Первым шеф-поваром, к которому я попал на кухню, был Альфредо. В своем колпаке он выглядел словно фарфоровая солонка в виде повара. Добрый, вальяжный, с налётом плутовства. Просто любил наблюдать со стороны барной стойки, как посетители кафе Берёзка под пиво и водочку поглощают пельмени. 

Второй прожжённый повар, с которым меня поставили в смену в летнем лагере, был попросту вором. Пока я в конце смены нарезал сливочное масло десятиграммовым кусочками, он пропадал из виду. Позже выяснилось, что он выносил соки в трёхлитровых банках, свиные туши, консервы и прятал их в багажник своей жёлтой «копейки».

А вот кафе «В» заправлял Игорь. Он был агрессивным и развязным типом, причём в страшном сочетании с неуёмной провинциальной энергией. В нём определённо умер спекулянт или гангстер, причём погиб от столкновения глупости с наглостью. В этом заведении он орудовал целой бандой. В составе была его жена — смутно помню, в чём заключались её трудовые обязанности, но своим предназначением она считала упрекать нас в том, что муж гробит себя на работе днями и ночами. Ещё из родного Бобруйска он подтянул бухгалтера — пожилую тётку, с голубыми волосами и очками в роговой оправе. Она делала замечательные проводки. Я как-то сварил 50 литров компота из двух яблок, гнилой груши, киви и 1 кг сахара, который ею был калькулирован таким образом, что принёс прибыли в процентном соотношении больше, чем торговля оружием, людьми или наркотиками. Дополнял состав формирования его друг — художник, оформлявший кафе. С помощью золотого баллончика Motip, он придал, насколько смог, аристократический вид советским чугуниевым батареям и туфлям жены шефа.

Причина, по которой Игорь пропадал ночами на работе, для жены звучала так: он допоздна помогал нам готовить банкеты. По факту они с другом-художником сидели на зале, употребляли алкогольные напитки и душевно общались. Как-то раз в результате этого общения было нанесено оскорбление барону Хеннесси. В бутылку с коньяком, носящим его имя, вместо части выпитого содержимого, тайком долили какую-то гадость. Обнаружил это клиент.

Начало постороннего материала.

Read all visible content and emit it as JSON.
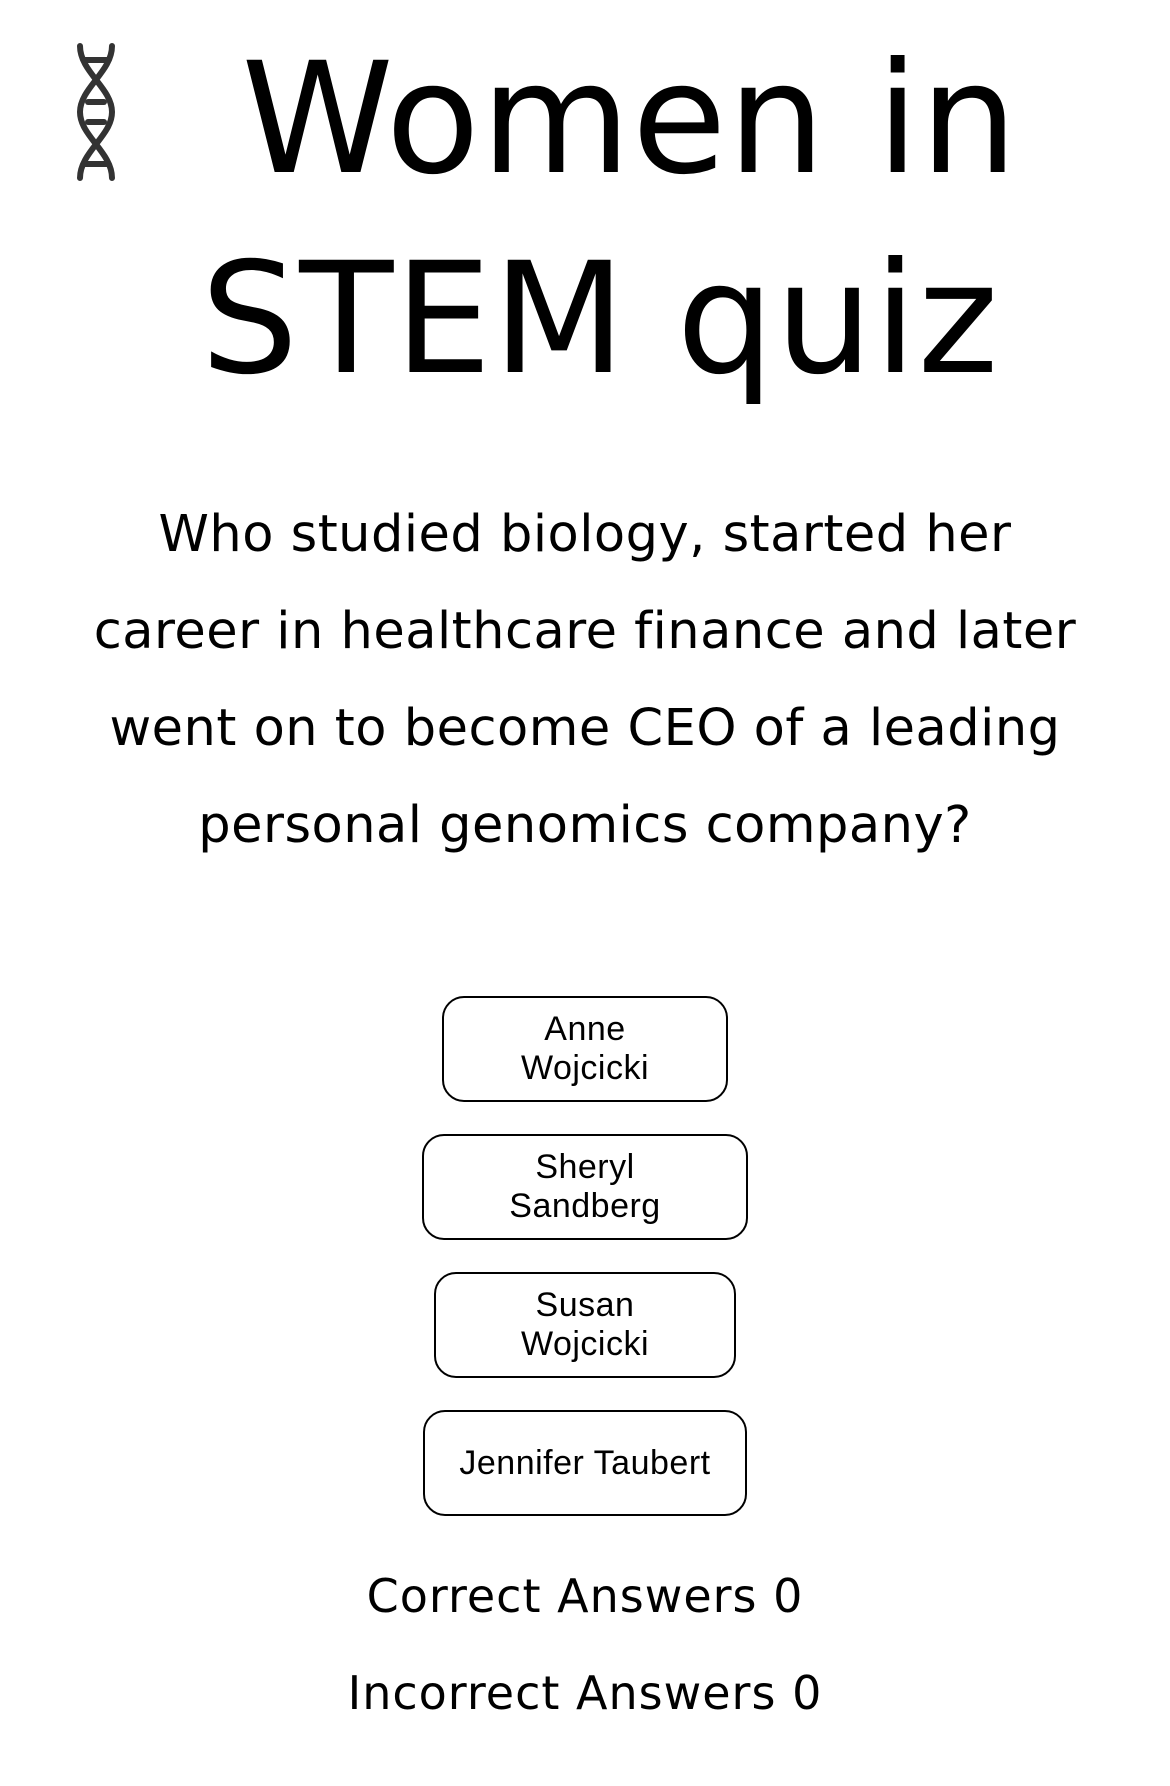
{
  "header": {
    "icon": "dna-icon",
    "title": "Women in STEM quiz"
  },
  "question": {
    "text": "Who studied biology, started her career in healthcare finance and later went on to become CEO of a leading personal genomics company?"
  },
  "answers": [
    {
      "label": "Anne Wojcicki"
    },
    {
      "label": "Sheryl Sandberg"
    },
    {
      "label": "Susan Wojcicki"
    },
    {
      "label": "Jennifer Taubert"
    }
  ],
  "scores": {
    "correct_label": "Correct Answers",
    "correct_count": "0",
    "incorrect_label": "Incorrect Answers",
    "incorrect_count": "0"
  },
  "colors": {
    "background": "#ffffff",
    "text": "#000000",
    "icon": "#333333",
    "button_border": "#000000"
  }
}
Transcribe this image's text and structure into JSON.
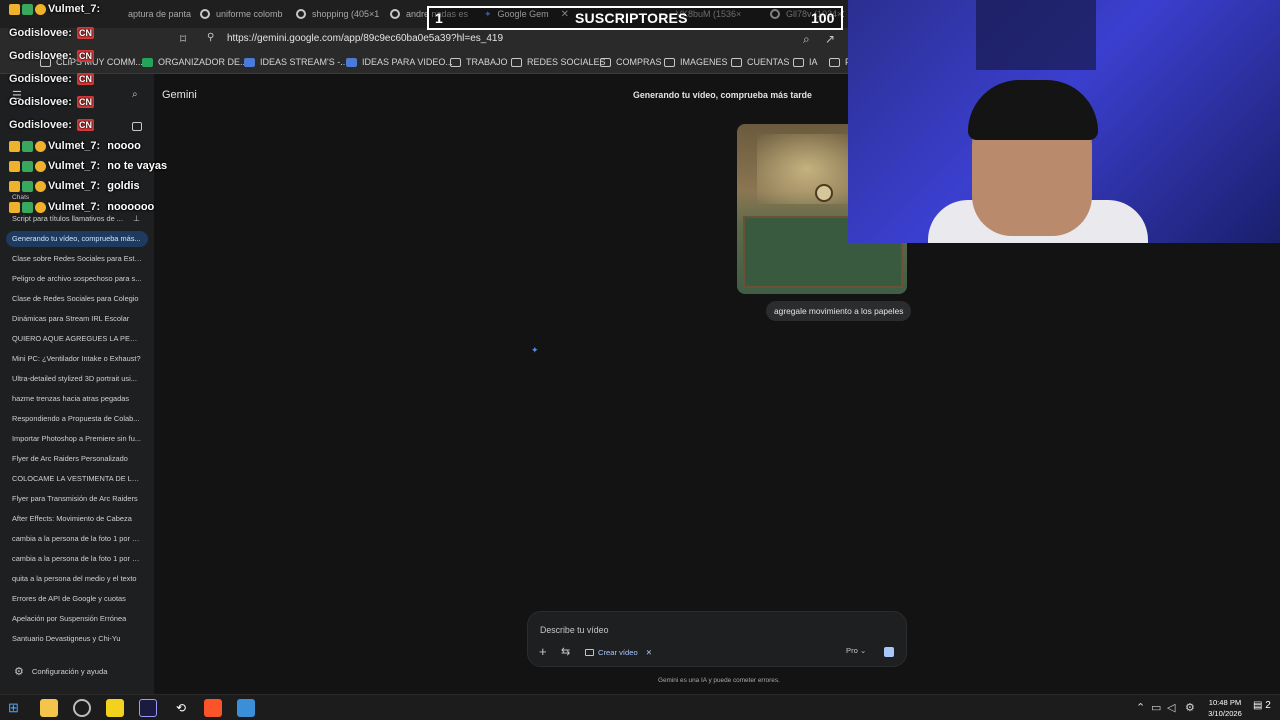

Этими ночами, руководствуясь мудрыми наставлениями шефа типа «да у вас на руках мухи ебутся», «я бы всё это сделал за 5 минут, прыгая на одной ноге и придрачивая», «в рот тебе кило печенья», мы с товарищем готовили банкеты на небольшой кухне. 

В наши дела была посвящена администратор. С ней мы зарабатывали на карман, если разгорячённые гости требовали продолжения банкета. Обычно после его окончания мы освобождали стол в центре и устраивали свой. Выпивали и общались, пока официанток не забирали на тачках их ухажёры. Бабло я немедленно менял в обменнике на «Юле», и в эту же ночь прожигал.

Как в любом приличном заведении, у нас был бармен-гей. И вечно играло два CD-диска: Alizee и второй, неуточнённый сборник спокойной музыки для усвоения пищи — через месяц я люто ненавидел оба. Смена была семь дней и скорее напоминала вахту. Граница проходила по субботе. И эта ночь была единственной в которую можно было тусануть с моим другом Андреем — он работал за повара в другие дни.

Коньком заведения были комплексные обеды для научных работников здания, в котором мы располагались. А также свадьбы, юбилеи и один раз — поминки. Настоящие клиенты были редкостью и, несмотря на напыщенное меню, заказывали они обычно карпаччо или мясо по-французски с картошкой фри. Фри готовилась в «нефтеварке» — устройстве, в котором почти никогда не менялось масло. 

Однажды Игорь каким-то невероятным образом заманил в наше кафе группу «Сливки» после выступления в «Блиндаже». Что выпало на мою смену. Они полчаса ждали, пока я приготовлю жульены и смогу разогреть рис в беспомощной домашней микроволновке. Затем на кухню ворвался поскандалить один из музыкантов. Увидев меня в медицинском халате поверх майки Slipknot, с татуировками и пирсингом, он, кажется, растерялся больше моего. 

Это было одним из ярких предзнаменований окончания эры «В». Эры, до которой жизнь казалась мне более серьёзным и осмысленным мероприятием.